SÃO PAULO, SP (FOLHAPRESS) - As cidades do litoral norte de São Paulo atingidas por fortes chuvas no último fim de semana já têm documentos que deveriam orientar seu crescimento e a resposta a desastres, evitando mortes. O problema, dizem especialistas ouvidos pela reportagem, é a prática.
Eles dizem que os municípios precisam melhorar equipamentos e pessoal.

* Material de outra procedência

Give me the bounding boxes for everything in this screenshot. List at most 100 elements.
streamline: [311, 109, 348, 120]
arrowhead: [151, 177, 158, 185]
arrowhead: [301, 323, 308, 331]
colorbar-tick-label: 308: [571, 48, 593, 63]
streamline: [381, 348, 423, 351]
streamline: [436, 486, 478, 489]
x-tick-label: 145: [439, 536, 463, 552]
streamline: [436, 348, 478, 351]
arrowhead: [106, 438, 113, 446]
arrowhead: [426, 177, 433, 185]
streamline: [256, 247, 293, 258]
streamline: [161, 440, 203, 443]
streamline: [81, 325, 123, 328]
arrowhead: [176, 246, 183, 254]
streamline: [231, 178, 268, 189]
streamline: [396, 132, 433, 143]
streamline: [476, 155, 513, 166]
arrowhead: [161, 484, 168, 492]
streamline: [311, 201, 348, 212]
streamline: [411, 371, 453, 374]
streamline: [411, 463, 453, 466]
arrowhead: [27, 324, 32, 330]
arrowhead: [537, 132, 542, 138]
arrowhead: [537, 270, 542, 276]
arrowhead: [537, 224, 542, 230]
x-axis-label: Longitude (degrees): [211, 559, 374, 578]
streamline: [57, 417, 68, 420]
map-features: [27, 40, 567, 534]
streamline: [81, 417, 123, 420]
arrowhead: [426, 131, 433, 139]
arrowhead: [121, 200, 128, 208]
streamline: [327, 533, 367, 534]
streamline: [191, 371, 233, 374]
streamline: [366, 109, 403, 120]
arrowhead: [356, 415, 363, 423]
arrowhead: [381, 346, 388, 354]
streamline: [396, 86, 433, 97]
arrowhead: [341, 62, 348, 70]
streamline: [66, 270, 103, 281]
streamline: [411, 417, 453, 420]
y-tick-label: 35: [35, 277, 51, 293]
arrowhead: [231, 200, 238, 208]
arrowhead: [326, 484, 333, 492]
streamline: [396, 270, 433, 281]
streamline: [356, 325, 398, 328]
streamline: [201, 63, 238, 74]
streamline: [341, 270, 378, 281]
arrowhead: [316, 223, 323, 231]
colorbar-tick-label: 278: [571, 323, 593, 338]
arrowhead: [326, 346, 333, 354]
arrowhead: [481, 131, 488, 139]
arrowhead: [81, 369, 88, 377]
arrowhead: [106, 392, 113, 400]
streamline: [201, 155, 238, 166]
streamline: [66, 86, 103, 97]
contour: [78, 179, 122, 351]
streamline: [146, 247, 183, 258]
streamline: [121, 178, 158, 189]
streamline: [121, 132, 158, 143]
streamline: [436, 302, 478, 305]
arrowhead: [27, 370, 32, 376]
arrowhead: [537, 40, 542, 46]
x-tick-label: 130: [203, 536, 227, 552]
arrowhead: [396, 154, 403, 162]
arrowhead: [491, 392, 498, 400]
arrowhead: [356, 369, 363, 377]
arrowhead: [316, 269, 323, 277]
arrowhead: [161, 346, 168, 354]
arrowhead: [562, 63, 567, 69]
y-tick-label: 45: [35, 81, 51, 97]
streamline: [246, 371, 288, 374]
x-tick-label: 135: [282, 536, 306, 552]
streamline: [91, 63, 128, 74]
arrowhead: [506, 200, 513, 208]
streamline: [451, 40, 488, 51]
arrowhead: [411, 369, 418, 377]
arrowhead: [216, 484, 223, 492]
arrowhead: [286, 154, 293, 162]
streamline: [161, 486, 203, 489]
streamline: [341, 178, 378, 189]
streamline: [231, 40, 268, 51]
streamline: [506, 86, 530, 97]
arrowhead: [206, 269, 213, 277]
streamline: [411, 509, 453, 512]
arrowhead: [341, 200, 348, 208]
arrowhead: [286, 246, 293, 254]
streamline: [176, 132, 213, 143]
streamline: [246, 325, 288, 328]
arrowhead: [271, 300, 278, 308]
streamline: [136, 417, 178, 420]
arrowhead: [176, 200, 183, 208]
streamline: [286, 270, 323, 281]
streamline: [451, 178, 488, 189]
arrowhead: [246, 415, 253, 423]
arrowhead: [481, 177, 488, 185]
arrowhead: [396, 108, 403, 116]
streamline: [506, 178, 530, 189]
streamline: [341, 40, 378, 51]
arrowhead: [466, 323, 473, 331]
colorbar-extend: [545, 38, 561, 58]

Os locais atingidos no litoral norte de São Paulo usam informações do radar que fica no aeroporto de Congonhas, na capital paulista.
Afirmam, ainda, que o alerta emitido pelo Cemaden (Centro Nacional de Monitoramento e Alertas de Desastres Naturais) na última quinta (16) sobre chuvas com possibilidade de desastres no fim de semana exigia uma preparação melhor.
"Se nós temos uma previsão, mesmo que seja de 200 mm, precisamos de Defesa Civil convocada, médicos de plantão, e parece que os municípios não têm sirene", afirma Marcio Cataldi, que coordena o laboratório de monitoramento e modelagem do sistema climático na UFF (Universidade Federal Fluminense).
Procurada pela Folha por telefone e email sobre a existência de sirene e envio de alertas antes das chuvas, a Prefeitura de São Sebastião não respondeu até a publicação desta reportagem.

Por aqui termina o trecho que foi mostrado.